Effectiveness of Oxymetazoline Added on Nasal Steroid in Rhinitis With Persistent Nasal Obstruction

Nasal Obstruction Present Finding Clinical Trial

Official title:

Effectiveness of Oxymetazoline Added on Intranasal Steroid in the Treatment of Allergic and Nonallergic Rhinitis With Persistent Nasal Obstruction

Clinical Trial Details — Status: Completed

Administrative data

• NCT number: NCT01847131
• Other study ID #: R015532021
• Status: Completed
• Phase: Phase 4
• First received: April 14, 2013
• Last updated: January 3, 2015
• Start date: April 2013
• Est. completion date: December 2014

Study information

• Verified date: January 2015
• Source: Mahidol University
• Contact: n/a
• Is FDA regulated: No
• Health authority: Thailand: Ethical Committee
• Study type: Interventional

Clinical Trial Summary

Background Allergic rhinitis is a common health problem with a worldwide prevalence is 10-25%, and poses significant impact on the quality of life of the patients. In Thailand, the prevalence of allergic rhinitis in the general population is 13.5%, of which the frequency of allergic rhinitis increased from 23% to 38% in the children, and 61.9% in the graduate students.

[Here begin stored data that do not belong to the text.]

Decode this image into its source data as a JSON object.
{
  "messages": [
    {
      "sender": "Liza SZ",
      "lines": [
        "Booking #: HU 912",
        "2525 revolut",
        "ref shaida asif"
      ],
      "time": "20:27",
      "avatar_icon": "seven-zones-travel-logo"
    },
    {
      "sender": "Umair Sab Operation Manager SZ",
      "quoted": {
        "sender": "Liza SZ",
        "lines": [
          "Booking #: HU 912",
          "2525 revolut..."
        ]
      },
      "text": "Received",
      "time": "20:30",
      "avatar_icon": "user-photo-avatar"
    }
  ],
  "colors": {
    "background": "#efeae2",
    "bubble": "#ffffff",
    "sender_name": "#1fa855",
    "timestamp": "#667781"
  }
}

Despite intranasal steroid being the current first-line treatment of patients with allergic rhinitis, only 60% of patients achieve excellent control. Persistent nasal congestion is the major symptom which is difficult to control in these patients. Data are limited about efficacy and safety of the additional use of 0.05% intranasal oxymetazoline hydrochloride (OXY) for persistent nasal congestion that does not adequately respond to recommended doses of intranasal steroid (INS) and oral antihistamine(OAH).

Objective To determine the efficacy and safety of the additional use of OXY for persistent nasal congestion in allergic rhinitis or non-allergic rhinitis patients inadequately controlled by combination treatment with INS and OAH.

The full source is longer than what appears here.